Funkstrecken sind beliebt und bequem und haben mir bereits eine Menge Ärger beschert. Muss man besondere Vorsicht walten lassen?

Mücher: Es gibt durchaus sehr zuverlässige Funkstrecken. Vor Funkstörungen ist jedoch keine gefeit. Mit einer Diversity-Strecke – 2 Empfänger in einem – wird die Empfangssicherheit erhöht. Bei einer Übermittlung zur Kamera kann nur eine Rückstrecke 100-prozentige Sicherheit liefern. Damit kann der Tontechniker das Ergebnis hören, das auch aufgezeichnet wird. Sowohl eine gute Funkstrecke als auch eine Rückstrecke kosten jedoch deutlich mehr Geld – daher wird häufig darauf verzichtet.

Um keine Klirrgeräusche in Grenzbereichen zu ernten, pegeln viele Kameraassistenten den Ton sehr weit, oft zu weit, herunter. Haben Sie eine Empfehlung?

Mücher: Nicht immer ist klar, wie die Strecke vom Mischer zur Kamera grundsätzlich geregelt wird. Die Aussteuerungsanzeigen sind oft missverständlich. Hier hilft nur Sachkenntnis. Bei vielen professionellen Kamerarecordern arbeitet der Limiter auf einem hohen Niveau, was ein Untersteuern überflüssig macht. Bei preisgünstigeren Geräten ist dies jedoch oft nicht der Fall.

Grundsätzlich erfordert das korrekte Aussteuern viel Erfahrung. Ein guter Tontechniker arbeitet mit einer optimalen Kombination von Abhörlautstärke und Kopfhörer. So muss er nicht ständig auf das Aussteuerungsinstrument schauen, was auch nicht immer möglich ist.

Früher war die Hinterbandkontrolle auf einem Camcorder absolute Pflicht.

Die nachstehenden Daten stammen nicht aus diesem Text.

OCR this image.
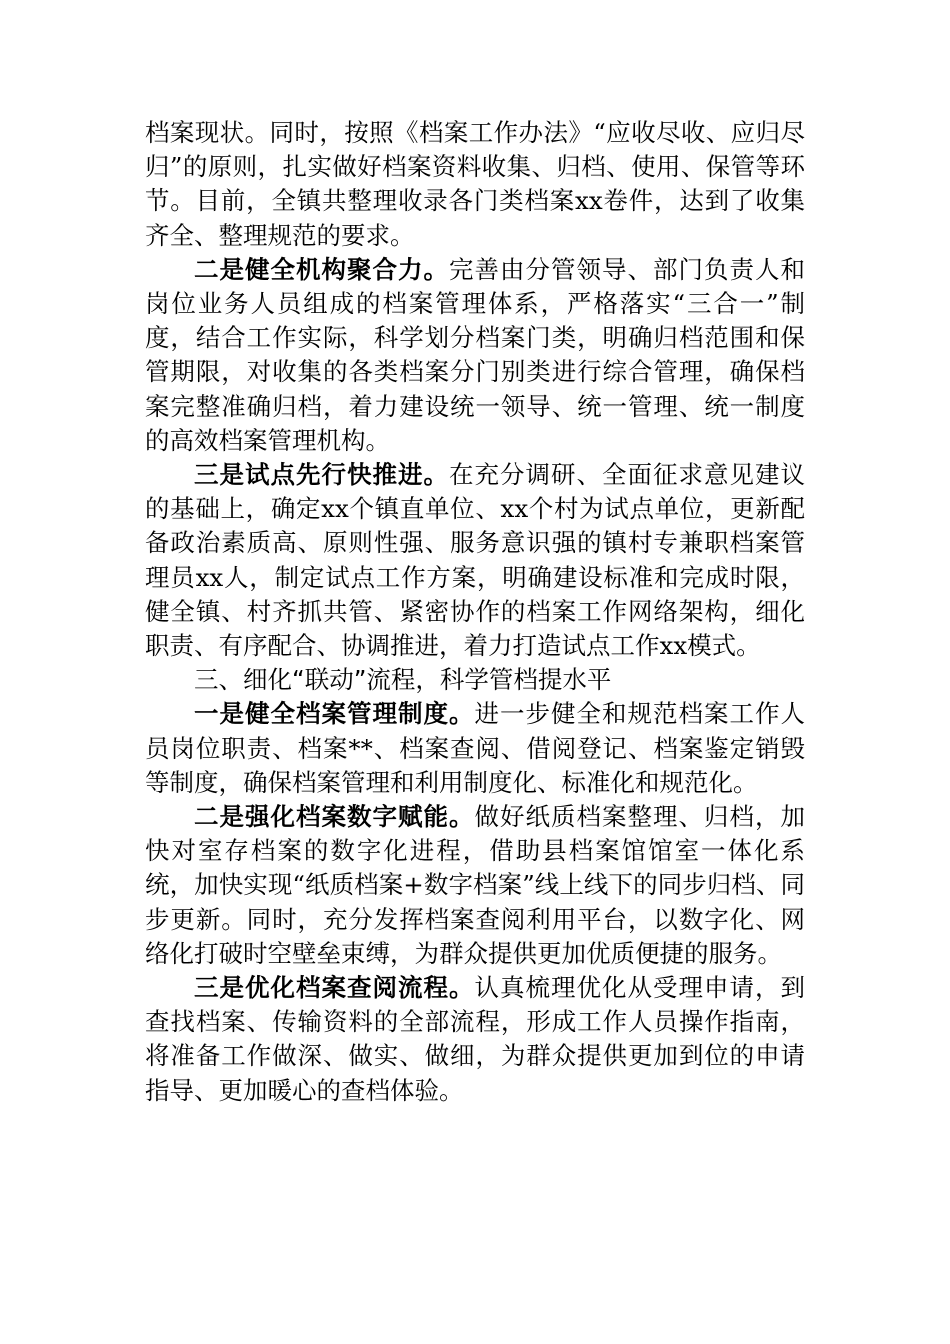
档案现状。同时，按照《档案工作办法》“应收尽收、应归尽归”的原则，扎实做好档案资料收集、归档、使用、保管等环节。目前，全镇共整理收录各门类档案xx卷件，达到了收集齐全、整理规范的要求。

二是健全机构聚合力。完善由分管领导、部门负责人和岗位业务人员组成的档案管理体系，严格落实“三合一”制度，结合工作实际，科学划分档案门类，明确归档范围和保管期限，对收集的各类档案分门别类进行综合管理，确保档案完整准确归档，着力建设统一领导、统一管理、统一制度的高效档案管理机构。

三是试点先行快推进。在充分调研、全面征求意见建议的基础上，确定xx个镇直单位、xx个村为试点单位，更新配备政治素质高、原则性强、服务意识强的镇村专兼职档案管理员xx人，制定试点工作方案，明确建设标准和完成时限，健全镇、村齐抓共管、紧密协作的档案工作网络架构，细化职责、有序配合、协调推进，着力打造试点工作xx模式。

三、细化“联动”流程，科学管档提水平

一是健全档案管理制度。进一步健全和规范档案工作人员岗位职责、档案**、档案查阅、借阅登记、档案鉴定销毁等制度，确保档案管理和利用制度化、标准化和规范化。

二是强化档案数字赋能。做好纸质档案整理、归档，加快对室存档案的数字化进程，借助县档案馆馆室一体化系统，加快实现“纸质档案+数字档案”线上线下的同步归档、同步更新。同时，充分发挥档案查阅利用平台，以数字化、网络化打破时空壁垒束缚，为群众提供更加优质便捷的服务。

三是优化档案查阅流程。认真梳理优化从受理申请，到查找档案、传输资料的全部流程，形成工作人员操作指南，将准备工作做深、做实、做细，为群众提供更加到位的申请指导、更加暖心的查档体验。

So wurde sichergestellt, dass kein Kabelbruch die Tonaufzeichnung ruinierte. Heute macht dies niemand mehr. Wie sehen Sie das?

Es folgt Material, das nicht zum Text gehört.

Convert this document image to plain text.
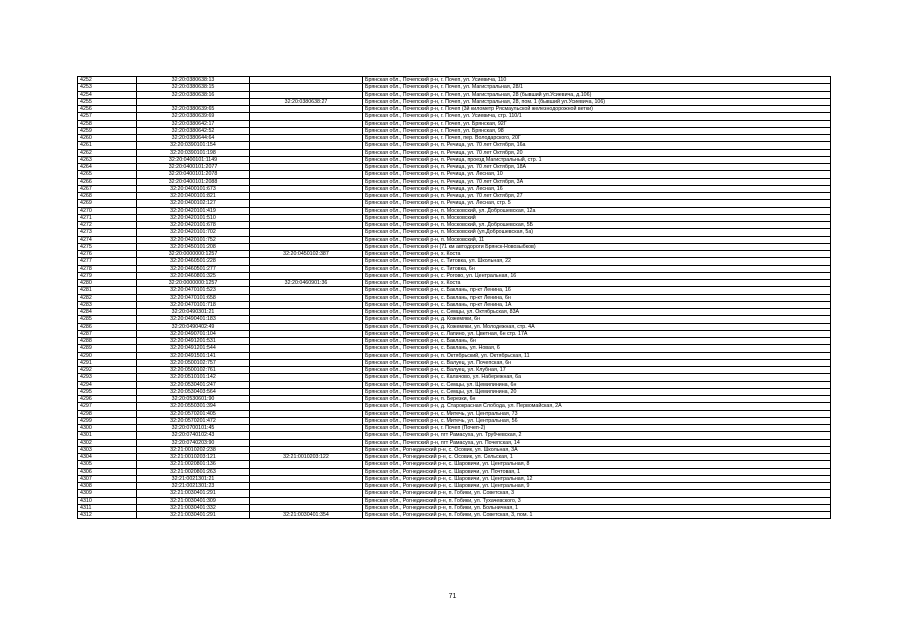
4252	32:20:0380638:13		Брянская обл., Почепский р-н, г. Почеп, ул. Усиевича, 110
4253	32:20:0380638:15		Брянская обл., Почепский р-н, г. Почеп, ул. Магистральная, 28/1
4254	32:20:0380638:16		Брянская обл., Почепский р-н, г. Почеп, ул. Магистральная, 28 (бывший ул.Усиевича, д.106)
4255		32:20:0380638:27	Брянская обл., Почепский р-н, г. Почеп, ул. Магистральная, 28, пом. 1 (бывший ул.Усиевича, 106)
4256	32:20:0380639:65		Брянская обл., Почепский р-н, г. Почеп (3й километр Рясмаульской железнодорожной ветки)
4257	32:20:0380639:69		Брянская обл., Почепский р-н, г. Почеп, ул. Усиевича, стр. 110/1
4258	32:20:0380642:17		Брянская обл., Почепский р-н, г. Почеп, ул. Брянская, 92Г
4259	32:20:0380642:52		Брянская обл., Почепский р-н, г. Почеп, ул. Брянская, 98
4260	32:20:0380644:64		Брянская обл., Почепский р-н, г. Почеп, пер. Володарского, 20Г
4261	32:20:0390101:154		Брянская обл., Почепский р-н, п. Речица, ул. 70 лет Октября, 16а
4262	32:20:0390101:198		Брянская обл., Почепский р-н, п. Речица, ул. 70 лет Октября, 20
4263	32:20:0400101:1149		Брянская обл., Почепский р-н, п. Речица, проезд Магистральный, стр. 1
4264	32:20:0400101:2077		Брянская обл., Почепский р-н, п. Речица, ул. 70 лет Октября, 18А
4265	32:20:0400101:2078		Брянская обл., Почепский р-н, п. Речица, ул. Лесная, 10
4266	32:20:0400101:2088		Брянская обл., Почепский р-н, п. Речица, ул. 70 лет Октября, 3А
4267	32:20:0400101:673		Брянская обл., Почепский р-н, п. Речица, ул. Лесная, 16
4268	32:20:0400101:821		Брянская обл., Почепский р-н, п. Речица, ул. 70 лет Октября, 27
4269	32:20:0400102:127		Брянская обл., Почепский р-н, п. Речица, ул. Лесная, стр. 5
4270	32:20:0420101:419		Брянская обл., Почепский р-н, п. Московский, ул. Доброшевская, 12а
4271	32:20:0420101:510		Брянская обл., Почепский р-н, п. Московский
4272	32:20:0420101:678		Брянская обл., Почепский р-н, п. Московский, ул. Доброшевская, 5Б
4273	32:20:0420101:702		Брянская обл., Почепский р-н, п. Московский (ул.Доброшевская, 5а)
4274	32:20:0420101:752		Брянская обл., Почепский р-н, п. Московский, 11
4275	32:20:0450101:208		Брянская обл., Почепский р-н (71 км автодороги Брянск-Новозыбков)
4276	32:20:0000000:1257	32:20:0450102:387	Брянская обл., Почепский р-н, х. Коста
4277	32:20:0460501:228		Брянская обл., Почепский р-н, с. Титовка, ул. Школьная, 22
4278	32:20:0460501:277		Брянская обл., Почепский р-н, с. Титовка, 6н
4279	32:20:0460801:325		Брянская обл., Почепский р-н, с. Рогово, ул. Центральная, 16
4280	32:20:0000000:1257	32:20:0460901:36	Брянская обл., Почепский р-н, х. Коста
4281	32:20:0470101:523		Брянская обл., Почепский р-н, с. Баклань, пр-кт Ленина, 16
4282	32:20:0470101:658		Брянская обл., Почепский р-н, с. Баклань, пр-кт Ленина, 6н
4283	32:20:0470101:718		Брянская обл., Почепский р-н, с. Баклань, пр-кт Ленина, 1А
4284	32:20:0490301:21		Брянская обл., Почепский р-н, с. Семцы, ул. Октябрьская, 83А
4285	32:20:0490401:183		Брянская обл., Почепский р-н, д. Кожемяки, 6н
4286	32:20:0490402:49		Брянская обл., Почепский р-н, д. Кожемяки, ул. Молодежная, стр. 4А
4287	32:20:0490701:104		Брянская обл., Почепский р-н, с. Лапино, ул. Цветная, 6н стр. 17А
4288	32:20:0491201:531		Брянская обл., Почепский р-н, с. Баклань, 6н
4289	32:20:0491201:544		Брянская обл., Почепский р-н, с. Баклань, ул. Новая, 6
4290	32:20:0491501:141		Брянская обл., Почепский р-н, п. Октябрьский, ул. Октябрьская, 11
4291	32:20:0500102:757		Брянская обл., Почепский р-н, с. Валуец, ул. Почепская, 6н
4292	32:20:0500102:761		Брянская обл., Почепский р-н, с. Валуец, ул. Клубная, 17
4293	32:20:0510101:142		Брянская обл., Почепский р-н, с. Калачово, ул. Набережная, 6а
4294	32:20:0530401:247		Брянская обл., Почепский р-н, с. Семцы, ул. Щемилинина, 6н
4295	32:20:0530403:564		Брянская обл., Почепский р-н, с. Семцы, ул. Щемилинина, 20
4296	32:20:0530601:90		Брянская обл., Почепский р-н, п. Березки, 6н
4297	32:20:0550301:394		Брянская обл., Почепский р-н, д. Старокрасная Слобода, ул. Первомайская, 2А
4298	32:20:0570201:405		Брянская обл., Почепский р-н, с. Митечь, ул. Центральная, 73
4299	32:20:0570201:472		Брянская обл., Почепский р-н, с. Митечь, ул. Центральная, 56
4300	32:20:0700101:45		Брянская обл., Почепский р-н, г. Почеп (Почеп-2)
4301	32:20:0740102:43		Брянская обл., Почепский р-н, пгт Рамасуха, ул. Трубчевская, 2
4302	32:20:0740203:90		Брянская обл., Почепский р-н, пгт Рамасуха, ул. Почепская, 14
4303	32:21:0010202:238		Брянская обл., Рогнединский р-н, с. Осовик, ул. Школьная, 3А
4304	32:21:0010203:121	32:21:0010203:122	Брянская обл., Рогнединский р-н, с. Осовик, ул. Сельская, 1
4305	32:21:0020801:136		Брянская обл., Рогнединский р-н, с. Шаровичи, ул. Центральная, 8
4306	32:21:0020801:263		Брянская обл., Рогнединский р-н, с. Шаровичи, ул. Почтовая, 1
4307	32:21:0021301:21		Брянская обл., Рогнединский р-н, с. Шаровичи, ул. Центральная, 12
4308	32:21:0021301:23		Брянская обл., Рогнединский р-н, с. Шаровичи, ул. Центральная, 9
4309	32:21:0030401:291		Брянская обл., Рогнединский р-н, п. Гобики, ул. Советская, 3
4310	32:21:0030401:309		Брянская обл., Рогнединский р-н, п. Гобики, ул. Тухачевского, 3
4311	32:21:0030401:332		Брянская обл., Рогнединский р-н, п. Гобики, ул. Больничная, 1
4312	32:21:0030401:291	32:21:0030401:354	Брянская обл., Рогнединский р-н, п. Гобики, ул. Советская, 3, пом. 1
71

Mücher: Eine echte Hinterbandkontrolle, um zu prüfen, ob das Aufzeichnungssystem versagt hat, ist heute nicht mehr nötig. Bei einer kabelgebundenen Aufnahme festzustellen, ob das Tonsignal am Kamerarecorder auch wirklich ankommt, ist nach wie vor gängige Praxis. Dieses erfordert jedoch eine Rückleitung, die aus Kostengründen bei einfacheren Tonausrüstungen häufig fehlt.

Ist stereofonische Tonaufzeichnung und -bearbeitung tatsächlich so anspruchsvoll, dass EB-Teams zu Recht davon die Finger lassen?

Mücher: Eine stereofone Atmo (Umweltgeräusche) ist in fast jedem Fall für die Zuschauer ein Gewinn. Sprachverständlichkeit und Raumwirkung werden verbessert. In Zeiten von HD, in denen Bilder naturgetreu aufgenommen werden, passt ein monofoner Ton nicht mehr. Es braucht allerdings Stereomikrofone und entsprechende Tonmischer, die oft nicht zum Standardequipment gehören. Stereofone Funkstrecken sind immer noch die Ausnahme. Und natürlich müssen einige Grundregeln befolgt werden. So kann man mit einem Stereomikrofon nicht einfach wild in der Gegend herumschwenken. Ein größeres Problem ist jedoch die Tatsache, dass auch hier ein professionelles Abhören für ein gutes Ergebnis Voraussetzung ist. Auch der Schnittplatz muss entsprechend ausgerüstet sein und der Cutter dazu bereit sein, sich um eine stereofone Wirkung zu kümmern. Dies ist vielleicht nicht für jedes Genre möglich. Dafür bieten wir bei BET Seminare.

 

Michael Mücher ist Geschäftsführer von BET, Produktionsingenieur und Trainer von videotechnischen Seminaren. Seit 1978 ist er in den Bereichen Fernsehen und Videotechnik tätig. Michael Mücher arbeitete u.a. für den WDR, SWR, das ZDF sowie die BBC und begann vor über 30 Jahren für öffentlich-rechtliche Rundfunkanstalten und private Produktionsbetriebe Fortbildungsmaßnahmen durchzuführen.